Il nous reste l'espérance...
a écrit le 27/08/2014 à 11:30 :
Combien d'argent public va nous coûter ce changement? Pourquoi avoir convoqué tous les anciens ministres hier, et ce pour les reprendre? Pourquoi ne pas s'être contenté de virer Montbourg et de remanier le gouvernement en interne? Et combien vont encore nous coûter les changement de bureau, tapisserie... A changer si souvent les personnes de place c'est pas étonnant que sa n'avance pas! par contre leur paye ils la reçoivent bien; même si il ne servent a rien au final !
Réponse de le 27/08/2014 à 11:58 :
Vous pouvez rajouter dans les côuts les nouvelles retraites et indemnités A VIE de toutes sortes qu'impliqueront la nomination de nouveaux ministres.
Réponse de le 27/08/2014 à 14:46 :
et pendant ce temps là au parti socialiste comme auraient pu dire les nuls...

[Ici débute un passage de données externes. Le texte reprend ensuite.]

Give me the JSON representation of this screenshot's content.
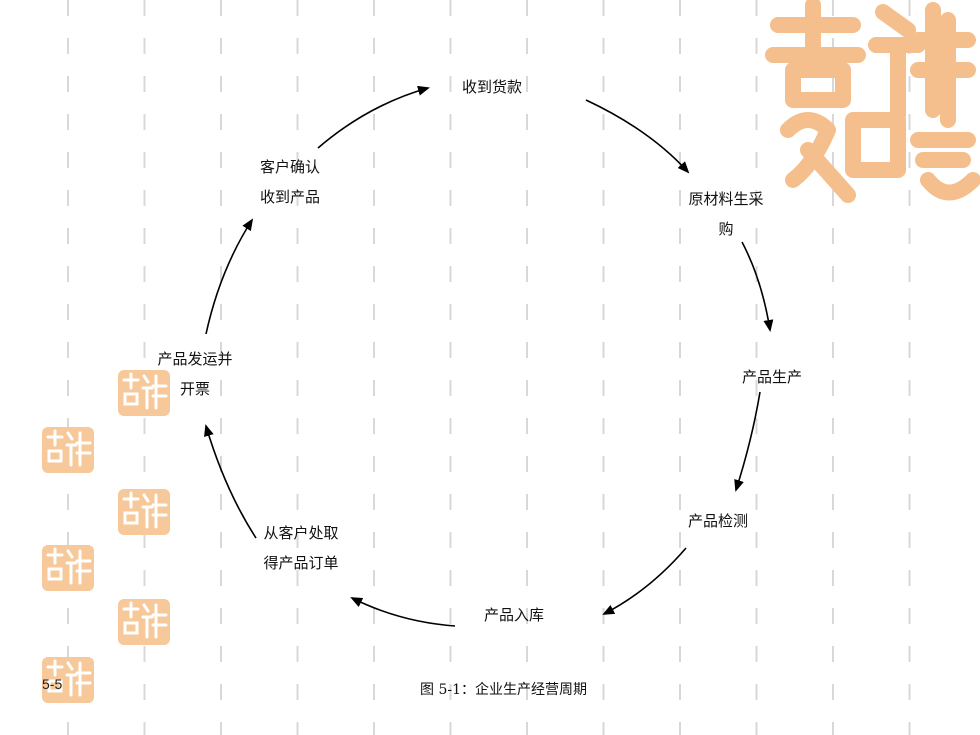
{
  "nodes": [
    {
      "id": "receive-payment",
      "lines": [
        "收到货款"
      ]
    },
    {
      "id": "purchase-materials",
      "lines": [
        "原材料生采",
        "购"
      ]
    },
    {
      "id": "production",
      "lines": [
        "产品生产"
      ]
    },
    {
      "id": "inspection",
      "lines": [
        "产品检测"
      ]
    },
    {
      "id": "warehousing",
      "lines": [
        "产品入库"
      ]
    },
    {
      "id": "get-order",
      "lines": [
        "从客户处取",
        "得产品订单"
      ]
    },
    {
      "id": "ship-invoice",
      "lines": [
        "产品发运并",
        "开票"
      ]
    },
    {
      "id": "customer-confirm",
      "lines": [
        "客户确认",
        "收到产品"
      ]
    }
  ],
  "caption": "图 5-1：企业生产经营周期",
  "slide_number": "5-5",
  "colors": {
    "seal": "#f6c89a",
    "seal_dark": "#eea66a",
    "dash": "#d8d8d8",
    "arrow": "#000000"
  },
  "decoration": {
    "seal_icon": "auspicious-seal-icon"
  }
}
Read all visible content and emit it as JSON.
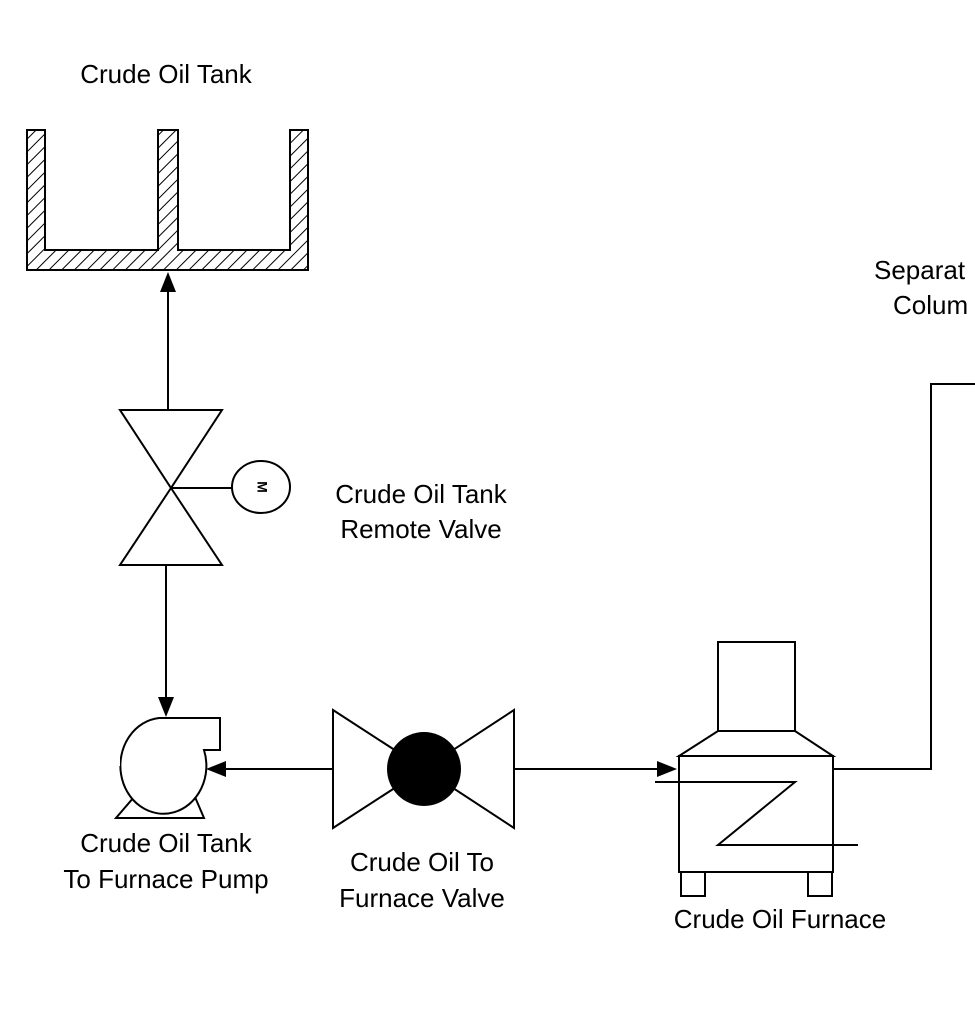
{
  "labels": {
    "crude_oil_tank": "Crude Oil Tank",
    "remote_valve": [
      "Crude Oil Tank",
      "Remote Valve"
    ],
    "pump": [
      "Crude Oil Tank",
      "To Furnace Pump"
    ],
    "furnace_valve": [
      "Crude Oil To",
      "Furnace Valve"
    ],
    "furnace": "Crude Oil Furnace",
    "separation_column": [
      "Separat",
      "Colum"
    ],
    "motor_symbol": "M"
  },
  "colors": {
    "line": "#000000",
    "background": "#ffffff"
  }
}
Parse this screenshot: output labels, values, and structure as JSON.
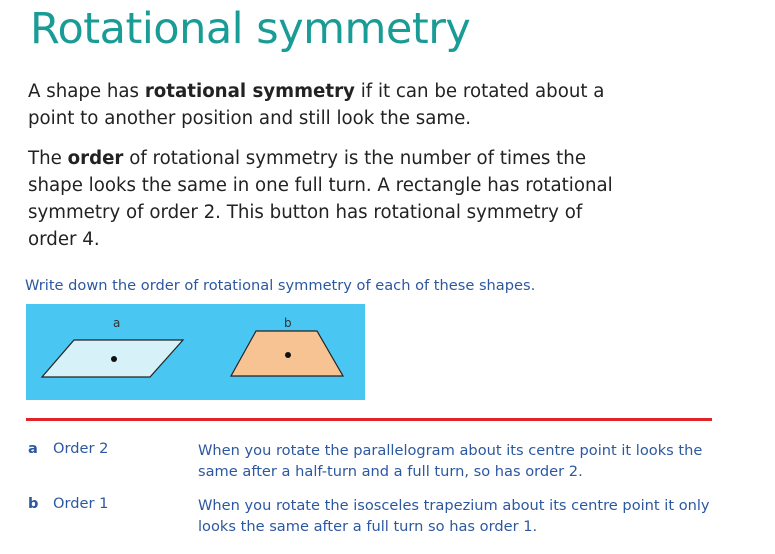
{
  "title": "Rotational symmetry",
  "intro": {
    "p1": {
      "before": "A shape has ",
      "bold": "rotational symmetry",
      "after": " if it can be rotated about a point to another position and still look the same."
    },
    "p2": {
      "before": "The ",
      "bold": "order",
      "after": " of rotational symmetry is the number of times the shape looks the same in one full turn. A rectangle has rotational symmetry of order 2. This button has rotational symmetry of order 4."
    }
  },
  "question": "Write down the order of rotational symmetry of each of these shapes.",
  "shapes": [
    {
      "label": "a",
      "shape": "parallelogram",
      "fill": "#d7f1f9"
    },
    {
      "label": "b",
      "shape": "isosceles-trapezium",
      "fill": "#f8c392"
    }
  ],
  "colors": {
    "title": "#1a9c96",
    "panel": "#49c6f2",
    "divider": "#e0242a",
    "answer_text": "#2c58a0"
  },
  "answers": [
    {
      "letter": "a",
      "order": "Order 2",
      "explanation": "When you rotate the parallelogram about its centre point it looks the same after a half-turn and a full turn, so has order 2."
    },
    {
      "letter": "b",
      "order": "Order 1",
      "explanation": "When you rotate the isosceles trapezium about its centre point it only looks the same after a full turn so has order 1."
    }
  ]
}
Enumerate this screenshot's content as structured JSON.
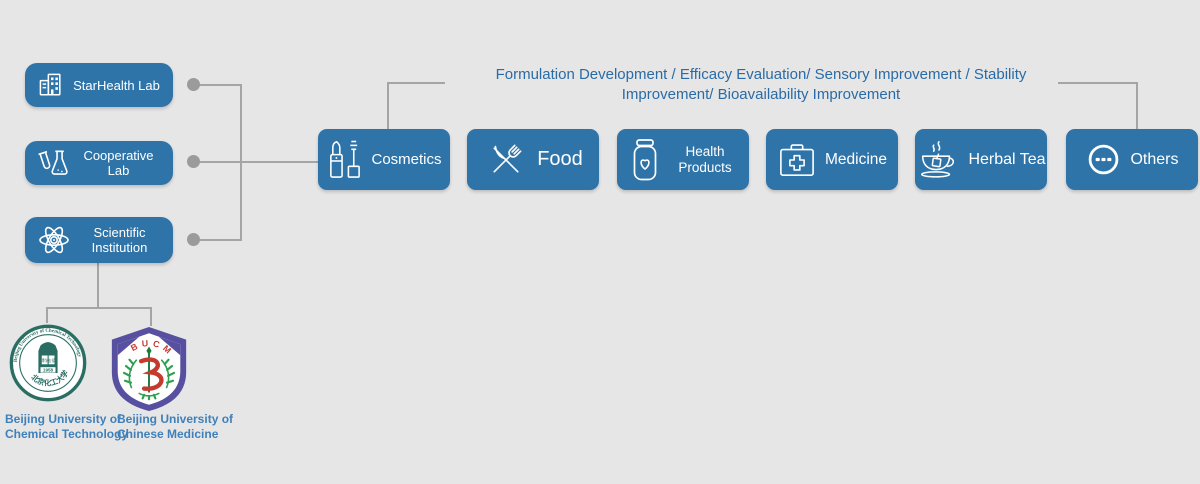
{
  "colors": {
    "background": "#e6e6e6",
    "accent_blue": "#2f74a9",
    "connector_gray": "#a5a5a5",
    "heading_blue": "#2a6ba6",
    "caption_blue": "#4080ba",
    "buct_teal": "#2a6e63",
    "bucm_purple": "#574fa0",
    "bucm_red": "#c43b2e",
    "bucm_green": "#2e9e4f"
  },
  "heading": {
    "text": "Formulation Development / Efficacy Evaluation/ Sensory Improvement / Stability Improvement/ Bioavailability Improvement"
  },
  "labs": [
    {
      "label": "StarHealth Lab",
      "icon": "building-icon"
    },
    {
      "label": "Cooperative Lab",
      "icon": "lab-flask-icon"
    },
    {
      "label": "Scientific Institution",
      "icon": "atom-icon"
    }
  ],
  "products": [
    {
      "label": "Cosmetics",
      "icon": "cosmetics-icon"
    },
    {
      "label": "Food",
      "icon": "food-icon"
    },
    {
      "label": "Health Products",
      "icon": "health-products-icon"
    },
    {
      "label": "Medicine",
      "icon": "medicine-icon"
    },
    {
      "label": "Herbal Tea",
      "icon": "herbal-tea-icon"
    },
    {
      "label": "Others",
      "icon": "others-icon"
    }
  ],
  "universities": [
    {
      "label_line1": "Beijing University of",
      "label_line2": "Chemical Technology",
      "seal_ring_text": "Beijing University of Chemical Technology",
      "seal_bottom_text": "北京化工大学",
      "seal_motto_left": "博学",
      "seal_motto_right": "宏德",
      "seal_year": "1958"
    },
    {
      "label_line1": "Beijing University of",
      "label_line2": "Chinese Medicine",
      "seal_acronym": "BUCM"
    }
  ]
}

a écrit le 27/08/2014 à 10:12 :
avec la nouvelle ministre de l'éducation nationale ,il va y avoir des diplômes d'analphabètes.
L'avenir de la France est assuré par les cancres de demain.
a écrit le 27/08/2014 à 10:02 :
Les Français attendent avec grande impatience le refus de la confiance qui sauvera la France du péril Valls.
C'est une priorité MAJEURE, et ... URGENTE.
Réponse de le 27/08/2014 à 11:32 :
C'est déjà réglé depuis mai. Son acceptation a la place de premier ministre l'élimine d'office pour 2017. Dommage qu'on ne puisse pas y mettre aussi Sarkozy, Fillon et Copé !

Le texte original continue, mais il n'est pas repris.